How to Create a Business Continuity Plan
We know you already have a lot on your plate right now, and creating a new plan may seem like a lot of work with multiple considerations and factors – but not to worry. A solid plan is worth it, as it can be an essential asset for years to come, and we’re here to walk you through making one.
(We’re also assuming you already have your business plan in place, but if not, we also have a guide that will give you detailed advice on how to write a quality business plan here.)
Step 1: What are your potential risks and impact?
- Consider all the potential risks to your company. There are external risks (for example power cuts, natural disasters, cyber attacks and other things that are out of your control for the most part), and internal risks (for example sudden cash-flow issues, tough sales months or losing key staff).
- What parts of the business could they affect? The issues could affect anything from your premises, people, stock and equipment, operations and processes, to technology.
- What could the impact be? You could for example experience a loss of sales and income, increased expenses, decreased customer satisfaction and loyalty, delayed service delivery, poor product quality, or regulatory fines.
Let’s put it together: If you owned a hair salon and a competitor opened up next door .(potential risk), it would affect the volume of potential customers (part of business affected) and there may be a loss of sales (business impact).
Step 2: What are your critical business functions?
- A critical business function is a process that must be restored in the event of a disruption to protect the business and keep meeting expectations (up to the standards of shareholders, for example). A good Customer Relationship Management (CRM) system would help with this process, and you can find some of the best CRM for small businesses here.

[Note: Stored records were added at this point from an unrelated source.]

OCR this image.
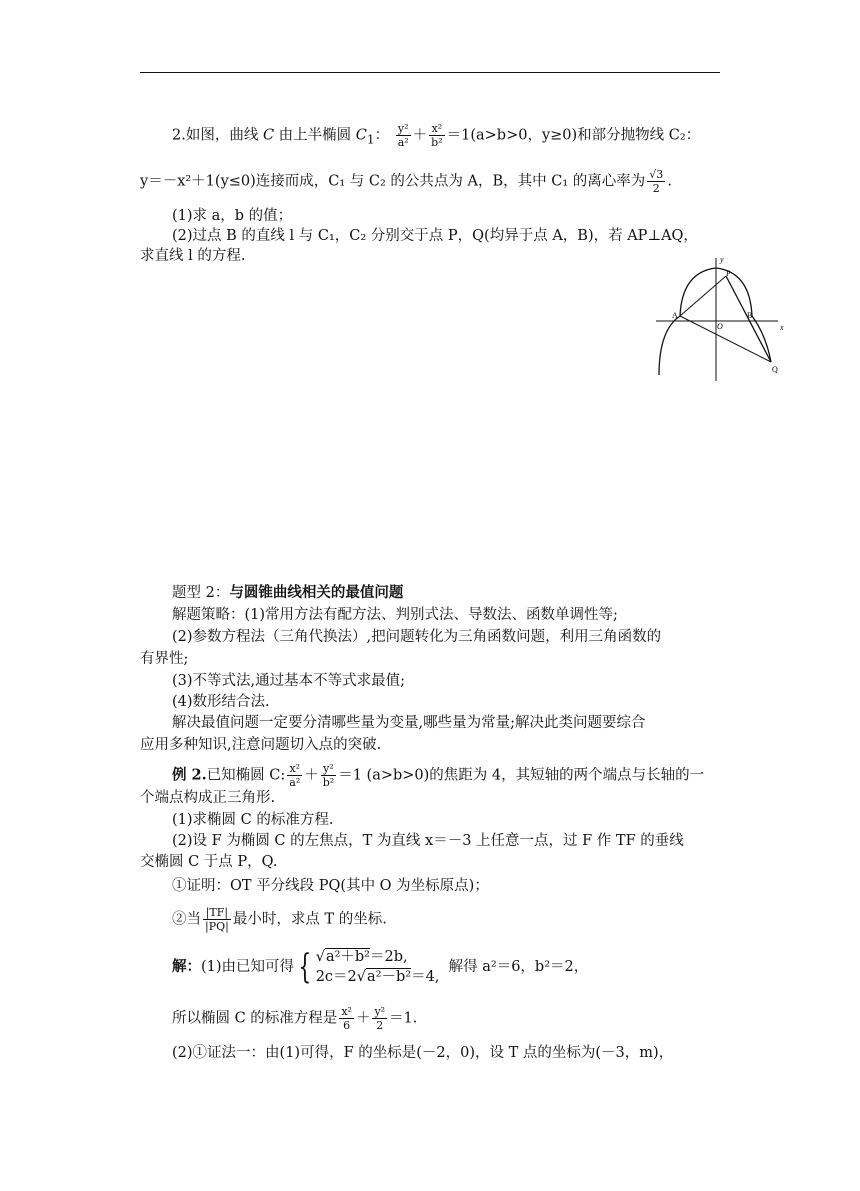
2.如图，曲线 C 由上半椭圆 $C_1$： $\frac{\text{y²}}{\text{a²}} + \frac{\text{x²}}{\text{b²}} =1(a>b>0$，y≥0)和部分抛物线 C₂：
y＝－x²＋1(y≤0)连接而成，C₁ 与 C₂ 的公共点为 A，B，其中 C₁ 的离心率为 $\frac{√3}{2}$ .
(1)求 a，b 的值；
(2)过点 B 的直线 l 与 C₁，C₂ 分别交于点 P，Q(均异于点 A，B)，若 AP⊥AQ，
求直线 l 的方程.	y
x
P
A	B
O
Q
题型 2：与圆锥曲线相关的最值问题
解题策略：(1)常用方法有配方法、判别式法、导数法、函数单调性等;
(2)参数方程法（三角代换法）,把问题转化为三角函数问题，利用三角函数的
有界性;
(3)不等式法,通过基本不等式求最值;
(4)数形结合法.
解决最值问题一定要分清哪些量为变量,哪些量为常量;解决此类问题要综合
应用多种知识,注意问题切入点的突破.
例 2.已知椭圆 C: $\frac{\text{x²}}{\text{a²}} + \frac{\text{y²}}{\text{b²}} =1$ (a>b>0)的焦距为 4，其短轴的两个端点与长轴的一
个端点构成正三角形.
(1)求椭圆 C 的标准方程.
(2)设 F 为椭圆 C 的左焦点，T 为直线 x＝－3 上任意一点，过 F 作 TF 的垂线
交椭圆 C 于点 P，Q.
①证明：OT 平分线段 PQ(其中 O 为坐标原点)；
②当 $\frac{|TF|}{|PQ|}$ 最小时，求点 T 的坐标.
解：(1)由已知可得 { √a²＋b²＝2b,
2c＝2√a²－b²＝4,
解得 a²＝6，b²＝2，
所以椭圆 C 的标准方程是 $\frac{\text{x²}}{6} + \frac{\text{y²}}{2} =1$.
(2)①证法一：由(1)可得，F 的坐标是(－2，0)，设 T 点的坐标为(－3，m)，
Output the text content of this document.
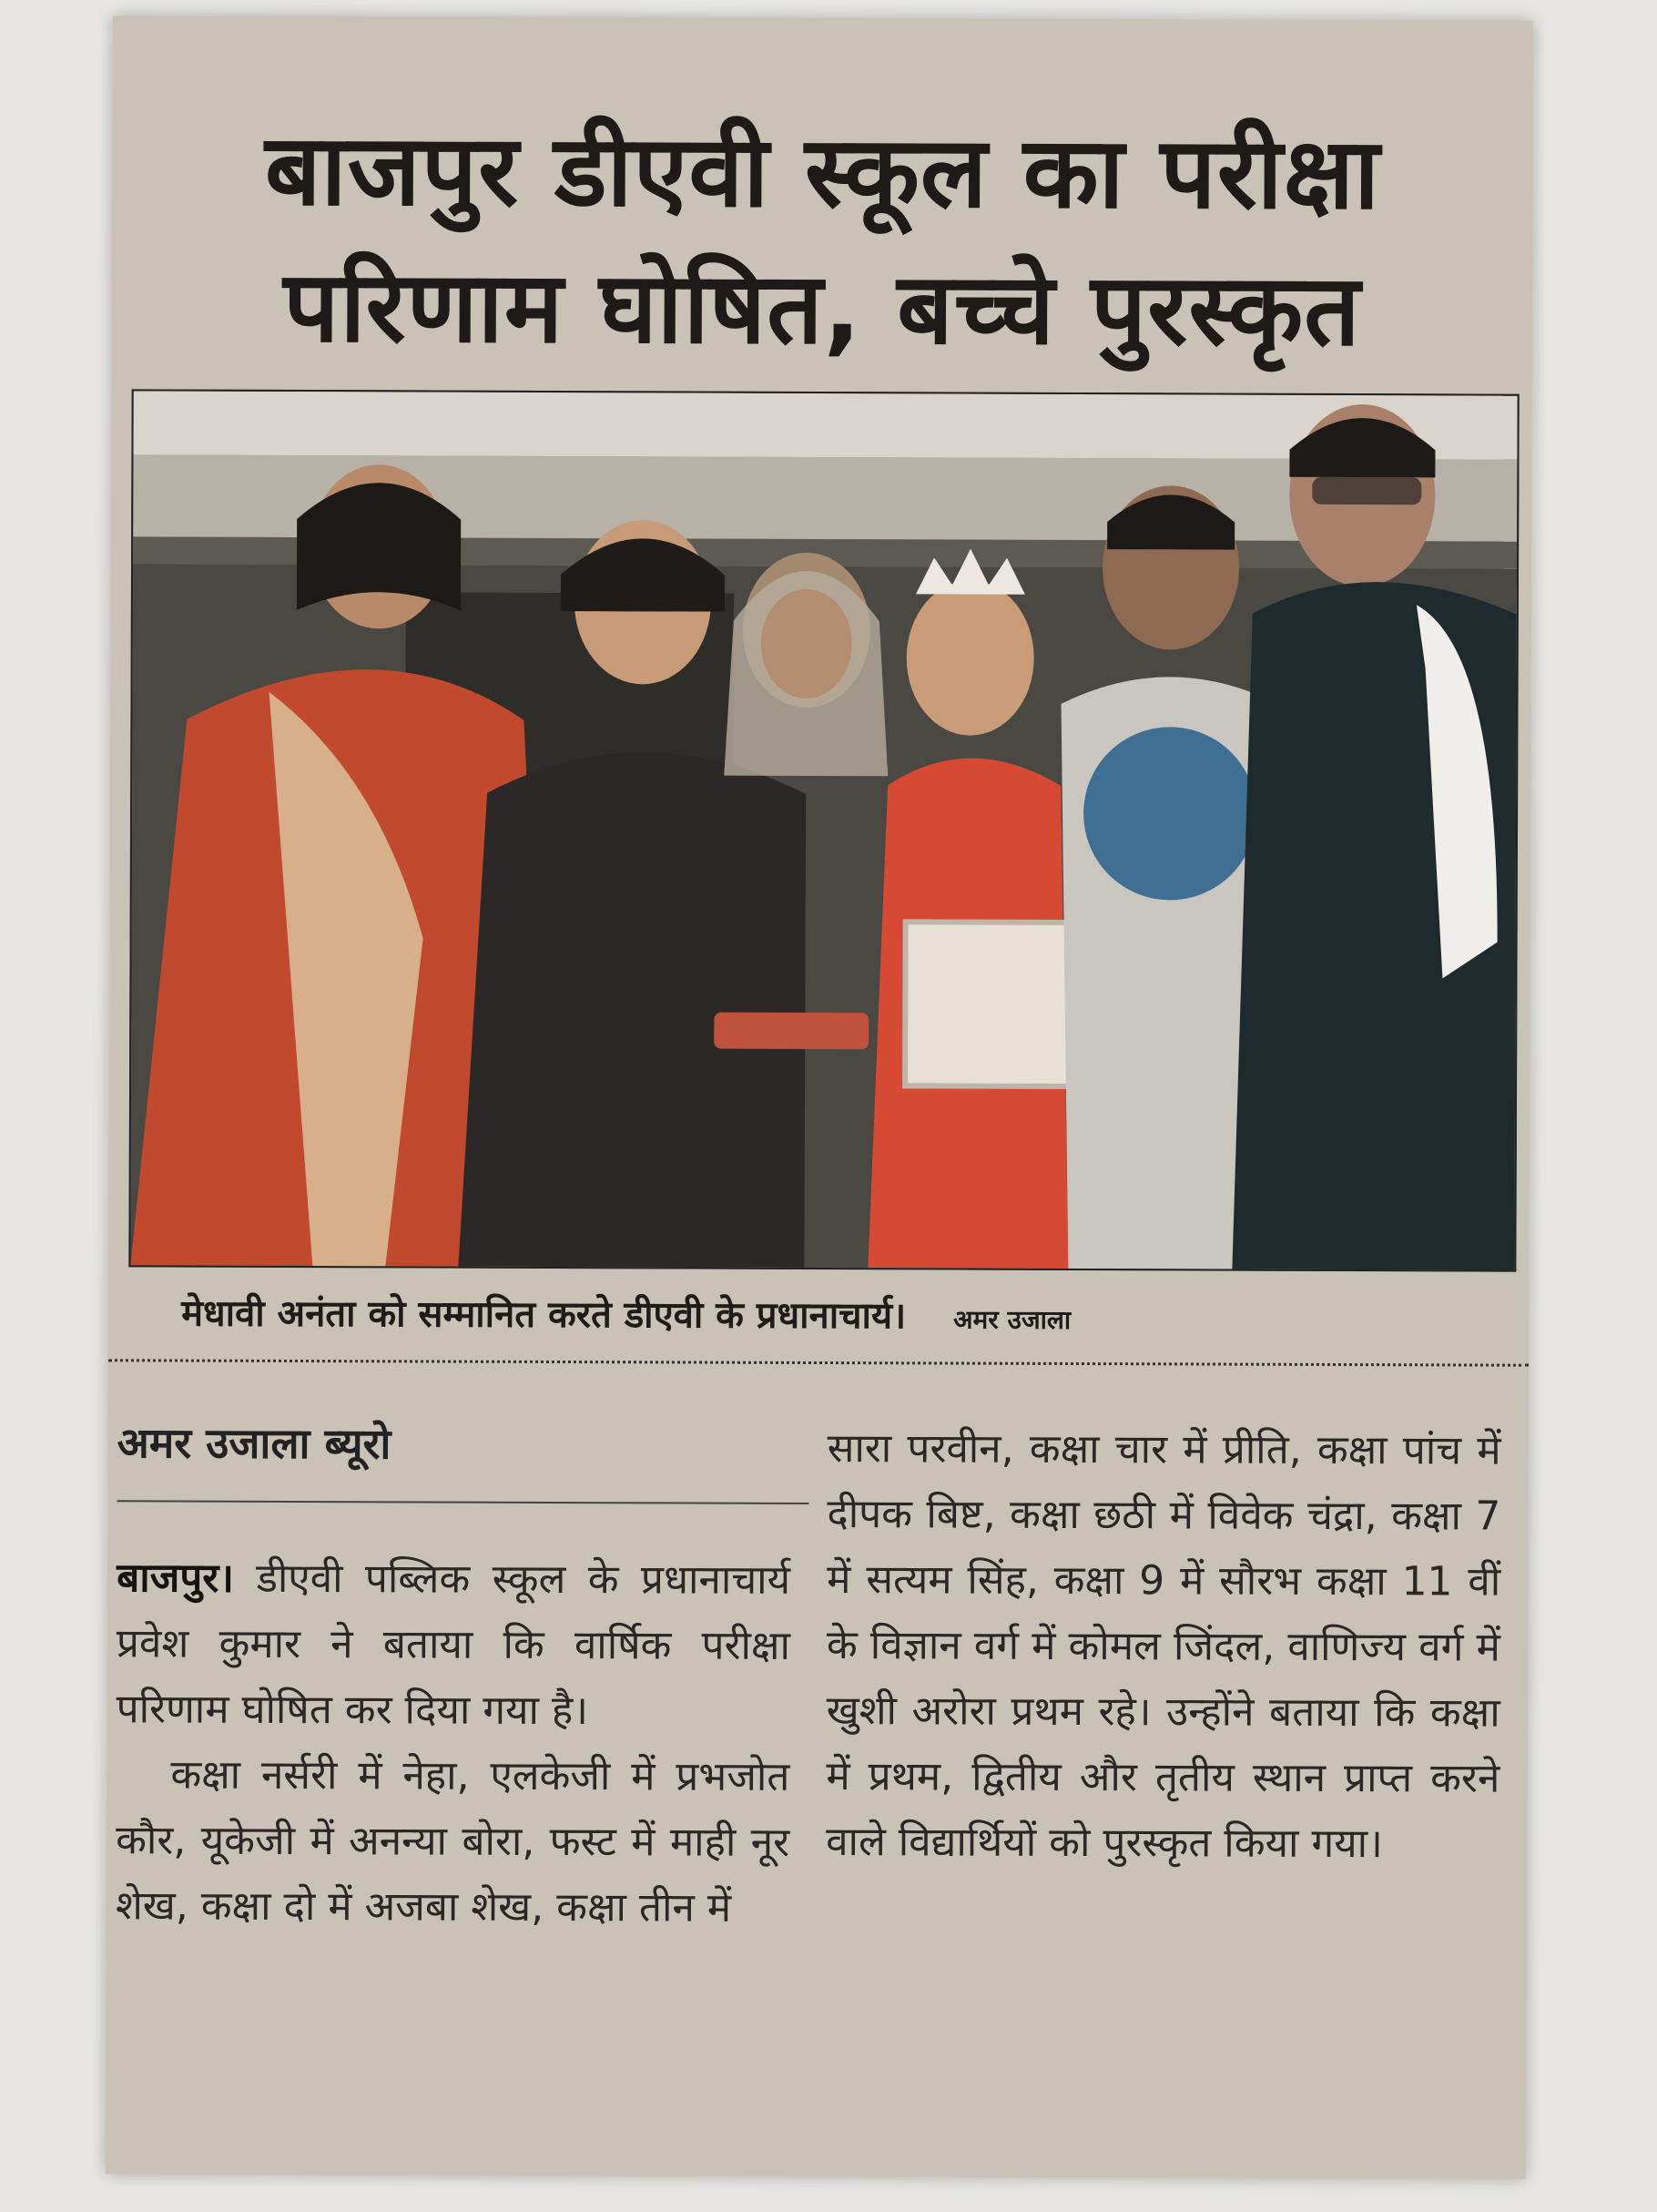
बाजपुर डीएवी स्कूल का परीक्षा
परिणाम घोषित, बच्चे पुरस्कृत
मेधावी अनंता को सम्मानित करते डीएवी के प्रधानाचार्य। अमर उजाला
अमर उजाला ब्यूरो

बाजपुर। डीएवी पब्लिक स्कूल के प्रधानाचार्य प्रवेश कुमार ने बताया कि वार्षिक परीक्षा परिणाम घोषित कर दिया गया है।

कक्षा नर्सरी में नेहा, एलकेजी में प्रभजोत कौर, यूकेजी में अनन्या बोरा, फस्ट में माही नूर शेख, कक्षा दो में अजबा शेख, कक्षा तीन में

सारा परवीन, कक्षा चार में प्रीति, कक्षा पांच में दीपक बिष्ट, कक्षा छठी में विवेक चंद्रा, कक्षा 7 में सत्यम सिंह, कक्षा 9 में सौरभ कक्षा 11 वीं के विज्ञान वर्ग में कोमल जिंदल, वाणिज्य वर्ग में खुशी अरोरा प्रथम रहे। उन्होंने बताया कि कक्षा में प्रथम, द्वितीय और तृतीय स्थान प्राप्त करने वाले विद्यार्थियों को पुरस्कृत किया गया।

- A few different business functions that exist are paperwork, employees, and production for example.
- Using paperwork that was at risk of a fire as an example, a way to mitigate this potential risk would be to have multiple backups, in different locations and the responsibility of different people in the business.
Step 3: Who holds the key roles and responsibilities?
It’s important to consider the key roles and responsibilities in your business because that way, the right information can get to the right people in a streamlined way and issues can be resolved by the right people quickly.
These may include:
- Internal staff (sales leaders, accountants, client managers etc)
- External key players (contractors and service providers, suppliers and distributors, IT consultants, utility companies etc)
- It’s important to have a list of key people (with their documented roles), and other important contacts, as well as clear instructions that clarify their responsibilities in an emergency situation.
Let’s put it together: If there was a security breach in a tech company, the customer service department (internal staff) would need to be alerted who could send out a reassuring email to customers. Next, a call would need to be made to an IT consultant to fix the issue (external key players). At the same time, a senior manager for example (key people) could also send out a message to shareholders to clear up and clarify any incorrect information showing on systems.
Step 4: What is your communication plan?
- Who needs to be contacted: in the event of a disruption or emergency? Some examples may include employees, customers, clients, or suppliers.
- How will you communicate with them: Depending on the severity of the situation and also taking into consideration the tone of your company brand and the mediums your customer base use most, you could use social media, press releases, or an email newsletter for example.
- What will the tone be? The tone can be serious, reassuring, optimistic or anything else you feel most accurately serves the situation, and that would be on brand for your company.